A survey by Nexthink, which provides software to help manage digital experiences, found that just more than a third of technology executives, 34%, collect experience information manually and 46% don’t measure the digital experience at all. That comes despite the fact 96% believe digital experience is an essential part of IT’s job.

IT managers spotlight digital experience as a big part of their job, but relatively few of them collect data on what employees think. #HR #HRTech Click To Tweet

In addition, technology leaders aren’t all that confident in their ability to measure the impact of technical change. While 56% believed they could get an accurate sense of how rollouts affect remote workers, only 11% are confident they have insight into experience-related to change, and only 6% are confident about insight into business services deployment. All in all, Nexthink said, tech leaders are less confident than they were earlier this year in their ability to properly deploy new applications and IT services.

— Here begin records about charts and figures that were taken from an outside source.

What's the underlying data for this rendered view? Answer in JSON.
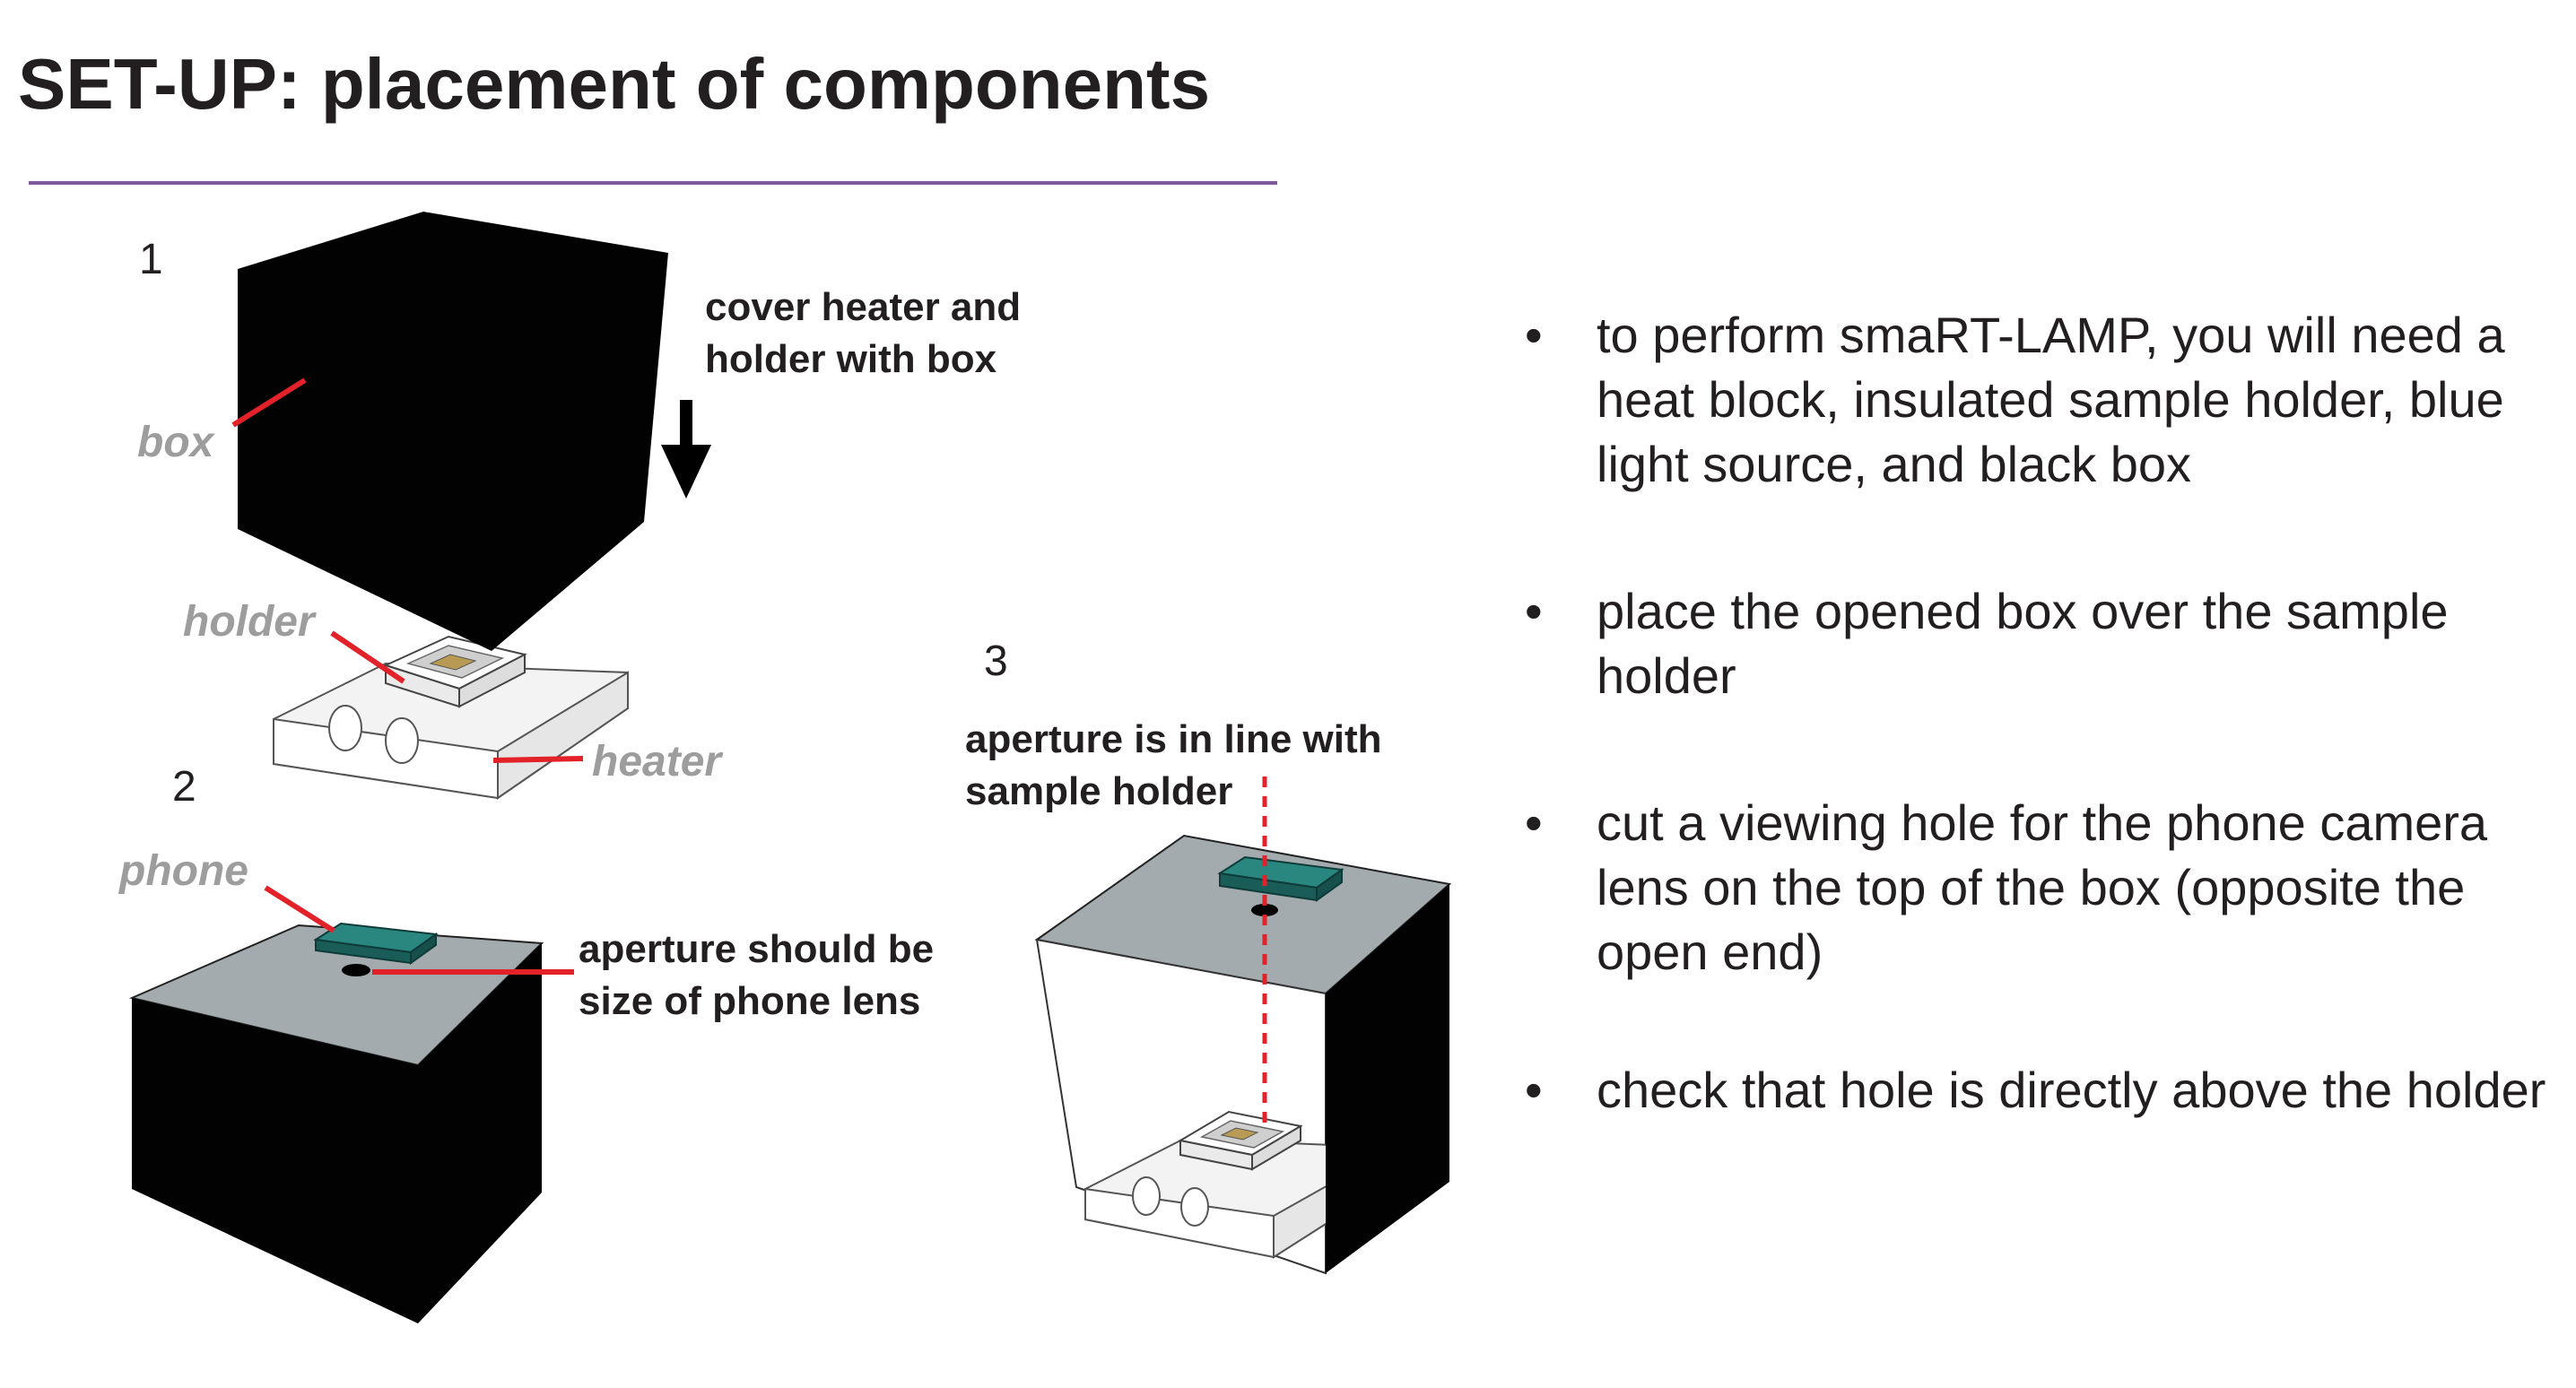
{
  "title": "SET-UP: placement of components",
  "steps": {
    "step1": "1",
    "step2": "2",
    "step3": "3"
  },
  "annotations": {
    "cover_line1": "cover heater and",
    "cover_line2": "holder with box",
    "aperture_size_line1": "aperture should be",
    "aperture_size_line2": "size of phone lens",
    "aperture_inline_line1": "aperture is in line with",
    "aperture_inline_line2": "sample holder"
  },
  "labels": {
    "box": "box",
    "holder": "holder",
    "heater": "heater",
    "phone": "phone"
  },
  "bullets": [
    "to perform smaRT-LAMP, you will need a heat block, insulated sample holder, blue light source, and black box",
    "place the opened box over the sample holder",
    "cut a viewing hole for the phone camera lens on the top of the box (opposite the open end)",
    "check that hole is directly above the holder"
  ],
  "colors": {
    "accent_rule": "#7e5a9b",
    "box": "#020202",
    "box_top": "#a3abaf",
    "phone": "#1f6b68",
    "pointer": "#e22129",
    "label_gray": "#9d9d9d",
    "heater": "#f2f2f2"
  }
}
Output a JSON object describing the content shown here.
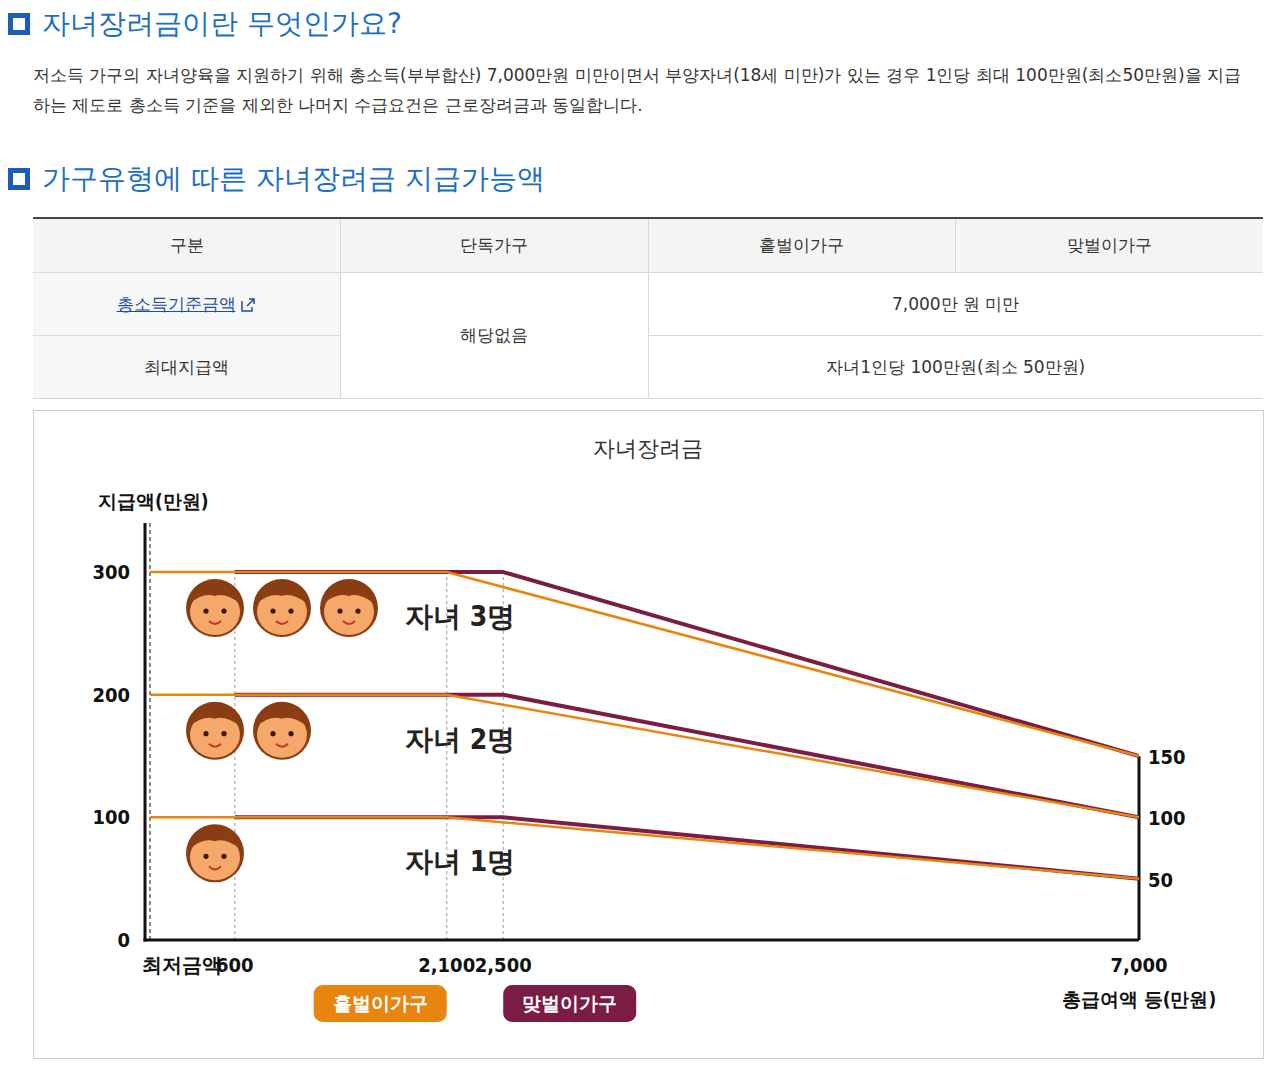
{
  "sections": [
    {
      "title": "자녀장려금이란 무엇인가요?",
      "text": "저소득 가구의 자녀양육을 지원하기 위해 총소득(부부합산) 7,000만원 미만이면서 부양자녀(18세 미만)가 있는 경우 1인당 최대 100만원(최소50만원)을 지급하는 제도로 총소득 기준을 제외한 나머지 수급요건은 근로장려금과 동일합니다."
    },
    {
      "title": "가구유형에 따른 자녀장려금 지급가능액"
    }
  ],
  "table": {
    "header": [
      "구분",
      "단독가구",
      "홑벌이가구",
      "맞벌이가구"
    ],
    "single": "해당없음",
    "rows": [
      {
        "label": "총소득기준금액",
        "link": true,
        "value": "7,000만 원 미만"
      },
      {
        "label": "최대지급액",
        "value": "자녀1인당 100만원(최소 50만원)"
      }
    ]
  },
  "chart_data": {
    "type": "line",
    "title": "자녀장려금",
    "ylabel": "지급액(만원)",
    "xlabel": "총급여액 등(만원)",
    "xlim": [
      0,
      7000
    ],
    "ylim": [
      0,
      340
    ],
    "xticks": [
      {
        "value": 0,
        "label": "최저금액"
      },
      600,
      {
        "value": 2100,
        "label": "2,100"
      },
      {
        "value": 2500,
        "label": "2,500"
      },
      {
        "value": 7000,
        "label": "7,000"
      }
    ],
    "yticks": [
      0,
      100,
      200,
      300
    ],
    "grid": true,
    "end_labels": [
      50,
      100,
      150
    ],
    "households": [
      {
        "name": "홑벌이가구",
        "color": "#e8850f",
        "x": [
          0,
          2100,
          7000
        ]
      },
      {
        "name": "맞벌이가구",
        "color": "#7a1c44",
        "x": [
          600,
          2500,
          7000
        ]
      }
    ],
    "groups": [
      {
        "label": "자녀 1명",
        "icons": 1,
        "values": [
          [
            100,
            100,
            50
          ],
          [
            100,
            100,
            50
          ]
        ]
      },
      {
        "label": "자녀 2명",
        "icons": 2,
        "values": [
          [
            200,
            200,
            100
          ],
          [
            200,
            200,
            100
          ]
        ]
      },
      {
        "label": "자녀 3명",
        "icons": 3,
        "values": [
          [
            300,
            300,
            150
          ],
          [
            300,
            300,
            150
          ]
        ]
      }
    ]
  }
}
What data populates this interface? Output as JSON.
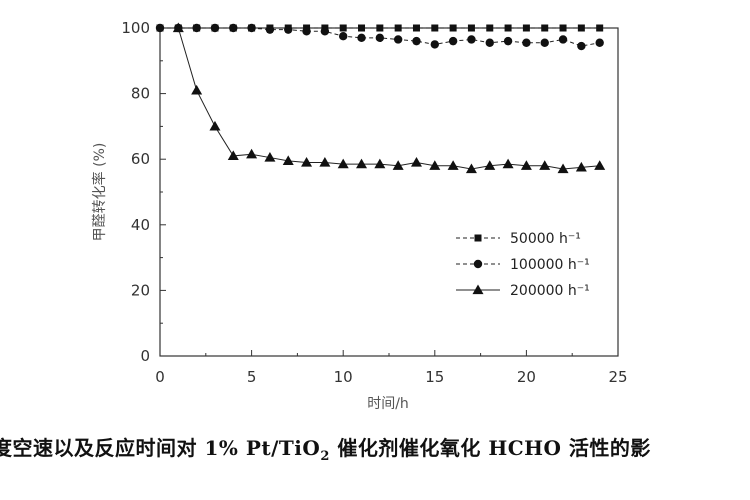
{
  "chart_data": {
    "type": "line",
    "xlabel": "时间/h",
    "ylabel": "甲醛转化率 (%)",
    "xlim": [
      0,
      25
    ],
    "ylim": [
      0,
      100
    ],
    "xticks": [
      "0",
      "5",
      "10",
      "15",
      "20",
      "25"
    ],
    "yticks": [
      "0",
      "20",
      "40",
      "60",
      "80",
      "100"
    ],
    "grid": false,
    "legend_position": "lower-right",
    "series": [
      {
        "name": "50000 h⁻¹",
        "marker": "square",
        "x": [
          0,
          1,
          2,
          3,
          4,
          5,
          6,
          7,
          8,
          9,
          10,
          11,
          12,
          13,
          14,
          15,
          16,
          17,
          18,
          19,
          20,
          21,
          22,
          23,
          24
        ],
        "y": [
          100,
          100,
          100,
          100,
          100,
          100,
          100,
          100,
          100,
          100,
          100,
          100,
          100,
          100,
          100,
          100,
          100,
          100,
          100,
          100,
          100,
          100,
          100,
          100,
          100
        ]
      },
      {
        "name": "100000 h⁻¹",
        "marker": "circle",
        "x": [
          0,
          1,
          2,
          3,
          4,
          5,
          6,
          7,
          8,
          9,
          10,
          11,
          12,
          13,
          14,
          15,
          16,
          17,
          18,
          19,
          20,
          21,
          22,
          23,
          24
        ],
        "y": [
          100,
          100,
          100,
          100,
          100,
          100,
          99.5,
          99.5,
          99,
          99,
          97.5,
          97,
          97,
          96.5,
          96,
          95,
          96,
          96.5,
          95.5,
          96,
          95.5,
          95.5,
          96.5,
          94.5,
          95.5
        ]
      },
      {
        "name": "200000 h⁻¹",
        "marker": "triangle",
        "x": [
          1,
          2,
          3,
          4,
          5,
          6,
          7,
          8,
          9,
          10,
          11,
          12,
          13,
          14,
          15,
          16,
          17,
          18,
          19,
          20,
          21,
          22,
          23,
          24
        ],
        "y": [
          100,
          81,
          70,
          61,
          61.5,
          60.5,
          59.5,
          59,
          59,
          58.5,
          58.5,
          58.5,
          58,
          59,
          58,
          58,
          57,
          58,
          58.5,
          58,
          58,
          57,
          57.5,
          58
        ]
      }
    ]
  },
  "caption": {
    "before_sub": "度空速以及反应时间对 1% Pt/TiO",
    "sub": "2",
    "after_sub": " 催化剂催化氧化 HCHO 活性的影"
  }
}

Seventy percent of technology leaders said their ticket and call volumes spiked since the Covid-19 pandemic began,  some by as much as 50%. The top problems employees faced involved VPNs, poor video calls and problematic Wi-Fi connections. None of which directly impact HR, obviously, but all affect the basic experience of work.

“Since the start of forced remote work in March, IT has been thrust into unfamiliar territory,” said Nexthink Chief Strategy Officer Yassine Zaied. “The delta between success and failure lies in the understanding of the employees experience—if end-user computing teams don’t have insight into what employees are experiencing, they cannot effectively do their job.”

Gartner has reported that 64% of HR executives now give employee experience a higher priority than they did before the COVID-19 pandemic.